The procedure is as follows if a person sustains a neck injury. He is brought to the hospital in an ambulance or a streetcar, often without checking if there is a need for neck immobilization. Then, if the person is lucky and has family they have to go to a pharmacy in Moshi and try to buy one. I have only found braces in three pharmacies in town and none of them would have been large enough to fit me. Further, the most common brace is 65,000 shillings which is $30. This is obviously too expensive for many people considering the $1.25 poverty line in Tanzania.

My Plan

An approach to this problem is to try to help hospitals in Tanzania obtain the cervical braces they badly need. The main problem then is money. Great cervical braces already exist but are out of reach of hospitals here because they are too expensive to buy or to give away to patients that need them but cannot afford to pay for them. To be able to make braces at much under the $30 standard, the braces will have to be produced locally in Tanzania. So, I have started getting in contact with companies that may be willing to manufacture a brace.

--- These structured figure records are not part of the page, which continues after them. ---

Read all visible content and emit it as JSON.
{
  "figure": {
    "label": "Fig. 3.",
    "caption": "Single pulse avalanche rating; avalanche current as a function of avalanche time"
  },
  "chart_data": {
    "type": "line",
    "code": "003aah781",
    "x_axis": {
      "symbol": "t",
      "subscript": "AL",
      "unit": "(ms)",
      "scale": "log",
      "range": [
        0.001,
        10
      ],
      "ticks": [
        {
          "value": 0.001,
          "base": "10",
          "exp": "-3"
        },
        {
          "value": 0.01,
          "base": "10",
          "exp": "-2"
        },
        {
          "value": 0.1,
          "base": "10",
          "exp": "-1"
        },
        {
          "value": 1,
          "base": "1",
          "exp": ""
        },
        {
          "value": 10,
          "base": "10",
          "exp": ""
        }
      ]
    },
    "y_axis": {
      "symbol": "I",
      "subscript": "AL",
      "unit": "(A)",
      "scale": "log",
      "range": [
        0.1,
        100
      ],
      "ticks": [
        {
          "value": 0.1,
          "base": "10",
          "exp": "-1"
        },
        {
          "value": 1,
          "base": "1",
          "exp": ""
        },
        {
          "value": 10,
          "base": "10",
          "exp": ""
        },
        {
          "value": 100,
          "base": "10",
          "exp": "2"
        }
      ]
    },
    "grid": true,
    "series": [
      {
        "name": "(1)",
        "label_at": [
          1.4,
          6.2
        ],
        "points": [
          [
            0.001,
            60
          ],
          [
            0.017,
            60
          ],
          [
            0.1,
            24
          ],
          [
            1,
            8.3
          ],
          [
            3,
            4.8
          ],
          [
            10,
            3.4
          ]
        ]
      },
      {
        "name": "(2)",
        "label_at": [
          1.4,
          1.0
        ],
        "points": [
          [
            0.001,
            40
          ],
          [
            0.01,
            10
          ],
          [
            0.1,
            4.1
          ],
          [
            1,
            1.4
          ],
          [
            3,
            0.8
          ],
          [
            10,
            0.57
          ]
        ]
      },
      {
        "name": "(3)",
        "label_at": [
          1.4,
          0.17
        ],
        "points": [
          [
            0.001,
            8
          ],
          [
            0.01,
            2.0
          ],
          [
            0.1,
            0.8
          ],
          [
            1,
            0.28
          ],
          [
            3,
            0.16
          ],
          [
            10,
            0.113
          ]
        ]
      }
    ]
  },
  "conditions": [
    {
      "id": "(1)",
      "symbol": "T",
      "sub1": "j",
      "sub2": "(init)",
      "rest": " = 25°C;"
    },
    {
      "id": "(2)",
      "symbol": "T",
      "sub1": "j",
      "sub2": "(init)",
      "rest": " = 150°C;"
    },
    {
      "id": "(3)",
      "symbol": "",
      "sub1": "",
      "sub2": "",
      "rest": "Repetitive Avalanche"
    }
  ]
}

There are several major foam manufacturing mattress companies in Tanzania that I contacted with hopes of having them manufacture cervical braces with their mattress foam. I created the basic model of an idea for a cervical brace seen below and sent it to the companies. This design is a super basic and rough idea that I put together after a few hours… But I’m sure there are engineers at Duke who could make a really great brace that can work with foam.


I designed this brace in such a way that it would be adjustable for a wider range of people and could be manufactured out of the mattress foam available in Tanzania. In interviews with doctors from America and Tanzania, the doctors emphasized the need to not have to move a person’s head when positioning the collar. In this model, the brace will be slid under the person’s neck and adjusted and tied in front using the many small holes. The material to tie with could be something like shoelaces or even the kanga material that is very common in Tanzania.

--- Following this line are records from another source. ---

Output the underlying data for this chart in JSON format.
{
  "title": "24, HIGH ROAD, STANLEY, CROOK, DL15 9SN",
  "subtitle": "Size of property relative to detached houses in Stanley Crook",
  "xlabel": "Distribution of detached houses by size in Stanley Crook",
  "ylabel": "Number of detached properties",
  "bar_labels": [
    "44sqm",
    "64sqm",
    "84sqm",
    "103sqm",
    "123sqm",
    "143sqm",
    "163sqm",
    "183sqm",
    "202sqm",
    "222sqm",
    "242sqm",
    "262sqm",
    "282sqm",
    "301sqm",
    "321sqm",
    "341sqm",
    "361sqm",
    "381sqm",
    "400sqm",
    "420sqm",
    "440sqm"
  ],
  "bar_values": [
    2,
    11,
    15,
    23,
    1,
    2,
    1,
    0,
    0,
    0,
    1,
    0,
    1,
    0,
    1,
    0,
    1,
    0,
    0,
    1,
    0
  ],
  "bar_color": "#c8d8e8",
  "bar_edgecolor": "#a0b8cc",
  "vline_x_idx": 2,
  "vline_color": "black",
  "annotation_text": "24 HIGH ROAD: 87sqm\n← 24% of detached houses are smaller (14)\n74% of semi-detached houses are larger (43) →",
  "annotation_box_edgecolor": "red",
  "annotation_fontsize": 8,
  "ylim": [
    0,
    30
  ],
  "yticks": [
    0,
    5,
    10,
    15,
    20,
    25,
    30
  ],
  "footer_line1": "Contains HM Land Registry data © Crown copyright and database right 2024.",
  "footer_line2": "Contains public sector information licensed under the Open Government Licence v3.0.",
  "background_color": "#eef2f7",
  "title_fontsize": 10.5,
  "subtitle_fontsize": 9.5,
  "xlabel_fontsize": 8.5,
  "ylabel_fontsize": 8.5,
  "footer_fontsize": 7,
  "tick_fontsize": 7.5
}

Of the five companies I contacted, only Panafrica Enterprises ltd was willing to meet with me to realistically discuss producing a brace. So, I traveled to their factory in Arusha to discuss the braces with marketing manager Mr. Choudhry and production manager Mr. Ibrahim.

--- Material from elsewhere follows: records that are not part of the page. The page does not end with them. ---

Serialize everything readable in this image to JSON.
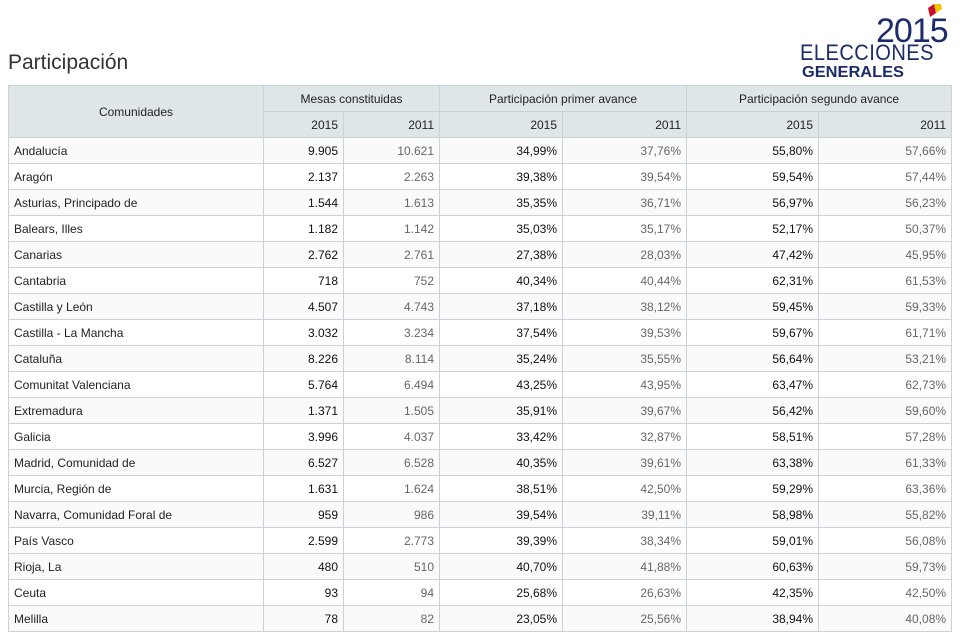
{
  "page": {
    "title": "Participación"
  },
  "logo": {
    "year": "2015",
    "line1": "ELECCIONES",
    "line2": "GENERALES",
    "colors": {
      "navy": "#1c2c6b",
      "red": "#c8102e",
      "yellow": "#f2c500"
    }
  },
  "table": {
    "name_header": "Comunidades",
    "groups": [
      "Mesas constituidas",
      "Participación primer avance",
      "Participación segundo avance"
    ],
    "years": [
      "2015",
      "2011",
      "2015",
      "2011",
      "2015",
      "2011"
    ],
    "rows": [
      {
        "name": "Andalucía",
        "values": [
          "9.905",
          "10.621",
          "34,99%",
          "37,76%",
          "55,80%",
          "57,66%"
        ]
      },
      {
        "name": "Aragón",
        "values": [
          "2.137",
          "2.263",
          "39,38%",
          "39,54%",
          "59,54%",
          "57,44%"
        ]
      },
      {
        "name": "Asturias, Principado de",
        "values": [
          "1.544",
          "1.613",
          "35,35%",
          "36,71%",
          "56,97%",
          "56,23%"
        ]
      },
      {
        "name": "Balears, Illes",
        "values": [
          "1.182",
          "1.142",
          "35,03%",
          "35,17%",
          "52,17%",
          "50,37%"
        ]
      },
      {
        "name": "Canarias",
        "values": [
          "2.762",
          "2.761",
          "27,38%",
          "28,03%",
          "47,42%",
          "45,95%"
        ]
      },
      {
        "name": "Cantabria",
        "values": [
          "718",
          "752",
          "40,34%",
          "40,44%",
          "62,31%",
          "61,53%"
        ]
      },
      {
        "name": "Castilla y León",
        "values": [
          "4.507",
          "4.743",
          "37,18%",
          "38,12%",
          "59,45%",
          "59,33%"
        ]
      },
      {
        "name": "Castilla - La Mancha",
        "values": [
          "3.032",
          "3.234",
          "37,54%",
          "39,53%",
          "59,67%",
          "61,71%"
        ]
      },
      {
        "name": "Cataluña",
        "values": [
          "8.226",
          "8.114",
          "35,24%",
          "35,55%",
          "56,64%",
          "53,21%"
        ]
      },
      {
        "name": "Comunitat Valenciana",
        "values": [
          "5.764",
          "6.494",
          "43,25%",
          "43,95%",
          "63,47%",
          "62,73%"
        ]
      },
      {
        "name": "Extremadura",
        "values": [
          "1.371",
          "1.505",
          "35,91%",
          "39,67%",
          "56,42%",
          "59,60%"
        ]
      },
      {
        "name": "Galicia",
        "values": [
          "3.996",
          "4.037",
          "33,42%",
          "32,87%",
          "58,51%",
          "57,28%"
        ]
      },
      {
        "name": "Madrid, Comunidad de",
        "values": [
          "6.527",
          "6.528",
          "40,35%",
          "39,61%",
          "63,38%",
          "61,33%"
        ]
      },
      {
        "name": "Murcia, Región de",
        "values": [
          "1.631",
          "1.624",
          "38,51%",
          "42,50%",
          "59,29%",
          "63,36%"
        ]
      },
      {
        "name": "Navarra, Comunidad Foral de",
        "values": [
          "959",
          "986",
          "39,54%",
          "39,11%",
          "58,98%",
          "55,82%"
        ]
      },
      {
        "name": "País Vasco",
        "values": [
          "2.599",
          "2.773",
          "39,39%",
          "38,34%",
          "59,01%",
          "56,08%"
        ]
      },
      {
        "name": "Rioja, La",
        "values": [
          "480",
          "510",
          "40,70%",
          "41,88%",
          "60,63%",
          "59,73%"
        ]
      },
      {
        "name": "Ceuta",
        "values": [
          "93",
          "94",
          "25,68%",
          "26,63%",
          "42,35%",
          "42,50%"
        ]
      },
      {
        "name": "Melilla",
        "values": [
          "78",
          "82",
          "23,05%",
          "25,56%",
          "38,94%",
          "40,08%"
        ]
      }
    ]
  }
}
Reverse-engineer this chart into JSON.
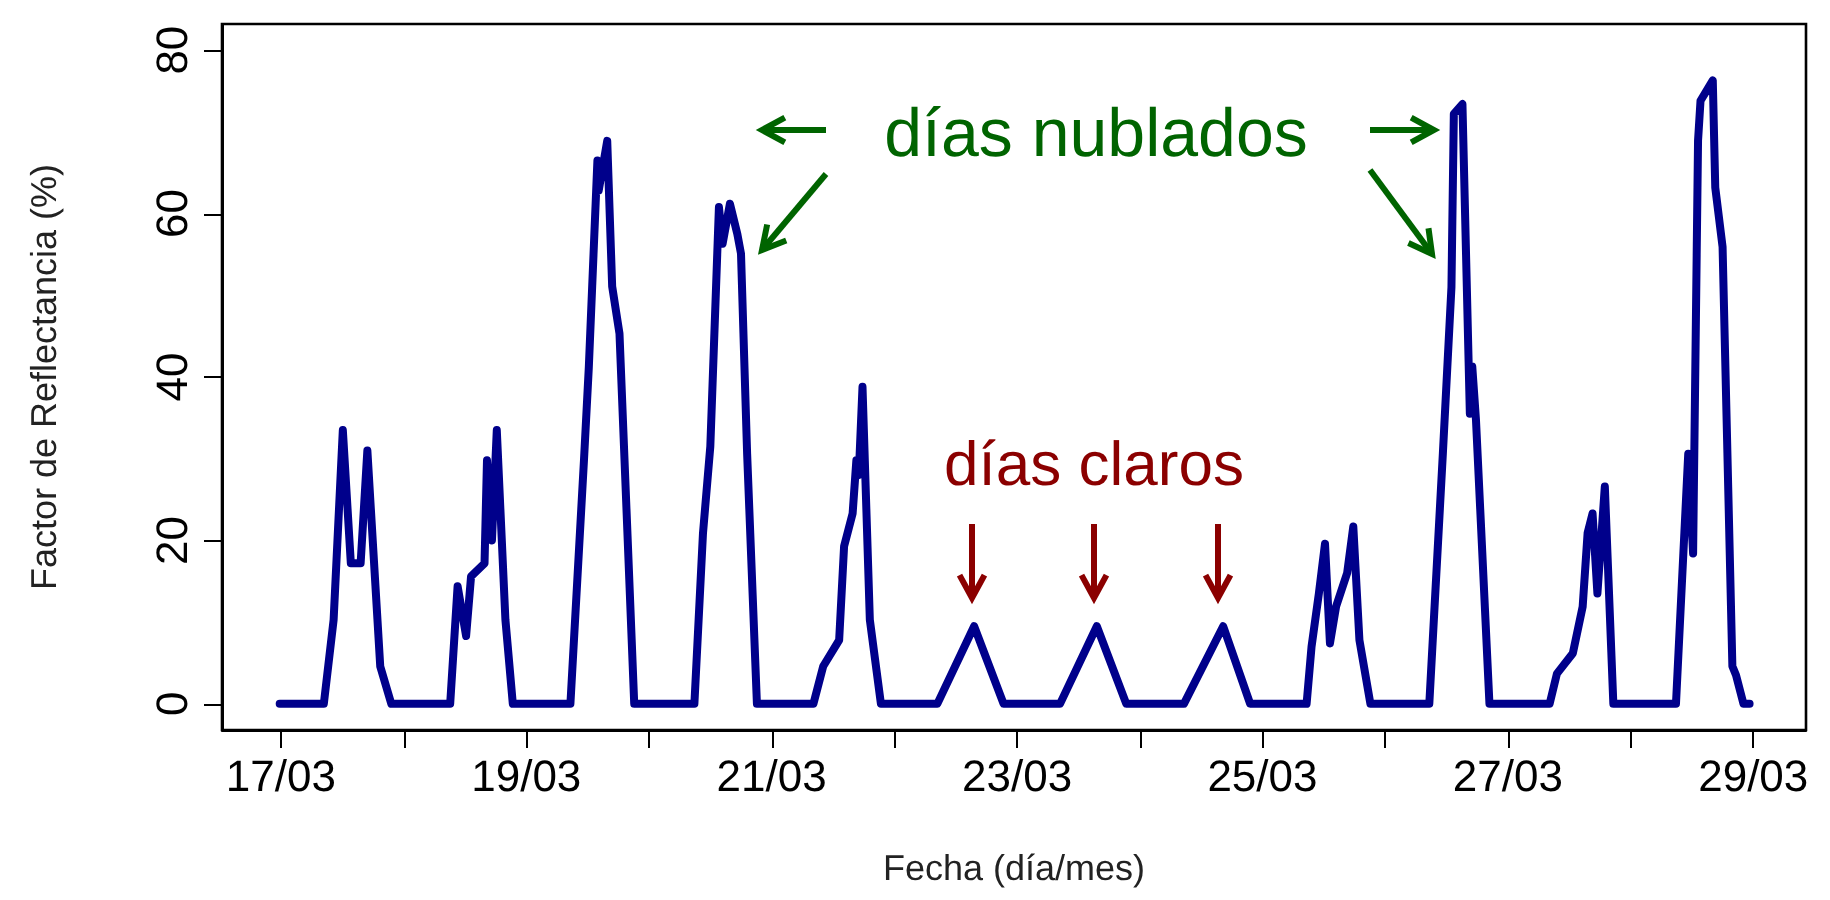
{
  "chart_data": {
    "type": "line",
    "xlabel": "Fecha (día/mes)",
    "ylabel": "Factor de Reflectancia (%)",
    "annotations": [
      "días nublados",
      "días claros"
    ],
    "x": [
      "--03-16T23:46",
      "--03-17T08:24",
      "--03-17T10:19",
      "--03-17T12:07",
      "--03-17T13:41",
      "--03-17T15:36",
      "--03-17T16:55",
      "--03-17T19:26",
      "--03-17T21:36",
      "--03-18T09:07",
      "--03-18T10:34",
      "--03-18T12:14",
      "--03-18T13:12",
      "--03-18T15:50",
      "--03-18T16:19",
      "--03-18T17:17",
      "--03-18T18:14",
      "--03-18T19:55",
      "--03-18T21:22",
      "--03-19T08:38",
      "--03-19T11:17",
      "--03-19T12:14",
      "--03-19T13:55",
      "--03-19T14:10",
      "--03-19T15:50",
      "--03-19T16:48",
      "--03-19T18:14",
      "--03-19T21:07",
      "--03-20T08:53",
      "--03-20T10:34",
      "--03-20T12:00",
      "--03-20T13:41",
      "--03-20T14:24",
      "--03-20T15:50",
      "--03-20T17:17",
      "--03-20T18:00",
      "--03-20T19:12",
      "--03-20T21:07",
      "--03-21T08:10",
      "--03-21T10:05",
      "--03-21T13:12",
      "--03-21T14:10",
      "--03-21T15:50",
      "--03-21T16:34",
      "--03-21T17:02",
      "--03-21T17:46",
      "--03-21T19:12",
      "--03-21T21:22",
      "--03-22T08:24",
      "--03-22T15:36",
      "--03-22T21:22",
      "--03-23T08:24",
      "--03-23T15:36",
      "--03-23T21:22",
      "--03-24T08:38",
      "--03-24T16:19",
      "--03-24T21:36",
      "--03-25T08:38",
      "--03-25T09:36",
      "--03-25T11:02",
      "--03-25T12:14",
      "--03-25T13:12",
      "--03-25T14:24",
      "--03-25T16:34",
      "--03-25T17:46",
      "--03-25T18:58",
      "--03-25T21:07",
      "--03-26T08:38",
      "--03-26T11:17",
      "--03-26T12:58",
      "--03-26T13:26",
      "--03-26T15:07",
      "--03-26T16:34",
      "--03-26T17:02",
      "--03-26T17:46",
      "--03-26T20:24",
      "--03-27T08:10",
      "--03-27T09:36",
      "--03-27T12:43",
      "--03-27T14:38",
      "--03-27T15:36",
      "--03-27T16:34",
      "--03-27T17:31",
      "--03-27T18:58",
      "--03-27T20:38",
      "--03-28T08:53",
      "--03-28T11:17",
      "--03-28T12:14",
      "--03-28T13:12",
      "--03-28T13:41",
      "--03-28T16:05",
      "--03-28T16:34",
      "--03-28T18:00",
      "--03-28T19:55",
      "--03-28T20:38",
      "--03-28T22:05",
      "--03-28T23:17"
    ],
    "series": [
      {
        "color": "#00008b",
        "values": [
          0,
          0,
          10.3,
          33.5,
          17.2,
          17.2,
          31,
          4.6,
          0,
          0,
          14.4,
          8.3,
          15.6,
          17.2,
          29.8,
          20,
          33.5,
          10.3,
          0,
          0,
          29.8,
          41.2,
          66.5,
          62.8,
          68.9,
          51.1,
          45.3,
          0,
          0,
          20.9,
          31.5,
          60.8,
          56.3,
          61.2,
          57.5,
          55.1,
          30.6,
          0,
          0,
          4.6,
          7.8,
          19.3,
          23.3,
          29.8,
          28,
          38.8,
          10.3,
          0,
          0,
          9.5,
          0,
          0,
          9.5,
          0,
          0,
          9.5,
          0,
          0,
          7,
          13.5,
          19.6,
          7.4,
          11.9,
          16,
          21.7,
          7.8,
          0,
          0,
          30.6,
          51,
          72.2,
          73.4,
          35.5,
          41.3,
          34.7,
          0,
          0,
          3.7,
          6.2,
          11.9,
          20.9,
          23.3,
          13.5,
          26.6,
          0,
          0,
          30.6,
          18.4,
          68.9,
          73.8,
          76.3,
          63.2,
          55.9,
          4.6,
          3.5,
          0,
          0
        ]
      }
    ],
    "xlim": [
      "--03-16T12:29",
      "--03-29T10:19"
    ],
    "ylim": [
      -3.2,
      83.2
    ],
    "xticks": [
      {
        "value": "--03-17",
        "label": "17/03"
      },
      {
        "value": "--03-18",
        "label": null
      },
      {
        "value": "--03-19",
        "label": "19/03"
      },
      {
        "value": "--03-20",
        "label": null
      },
      {
        "value": "--03-21",
        "label": "21/03"
      },
      {
        "value": "--03-22",
        "label": null
      },
      {
        "value": "--03-23",
        "label": "23/03"
      },
      {
        "value": "--03-24",
        "label": null
      },
      {
        "value": "--03-25",
        "label": "25/03"
      },
      {
        "value": "--03-26",
        "label": null
      },
      {
        "value": "--03-27",
        "label": "27/03"
      },
      {
        "value": "--03-28",
        "label": null
      },
      {
        "value": "--03-29",
        "label": "29/03"
      }
    ],
    "yticks": [
      0,
      20,
      40,
      60,
      80
    ],
    "grid": false,
    "legend": false,
    "marker": "none",
    "line_style": "solid"
  }
}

The Panafrica factory is located in the Themi Industrial area of Arusha and produces their own polyurethane foam at the factory. The whole process is really cool and you can see an example here (they didn’t want me to take pictures inside the factory).

Once they smooth the tops off of the raw foam blocks they can then cut it to whatever size they want as mattresses or pillows at the factory. The mattresses and pillows are then combined with covers made in Dar Es Salaam and shipped to retail outlets.


In my meeting with the two managers they were very willing to manufacture my prototype brace. They believe it will be able to wrap around a persons neck and work effectively using the materials they have at the factory. They can even do the curving cuts I need like this:


More pictures from the factory:

3The “Comfy” Brand is all over the place in Moshi and probably most of Tanzania.

IMG_3475The place was loading and making mattresses nonstop. This is the cheapest way to produce the mattresses and why I think a brace can be made cheaply here.

There is still a lot of work to be done and I hope they finish my brace by the time I leave Tanzania (4 days!). The managers indicated that making the brace with Panafrica would be very cheap (around $2.50 for material + labor costs which is cheap in Tanzania) and I’m hoping to hear from them soon.

Even if this doesn’t really work out I still learned a lot from the experience and I’m hoping I can write a good report for the needs for cervical braces here. Thanks for reading!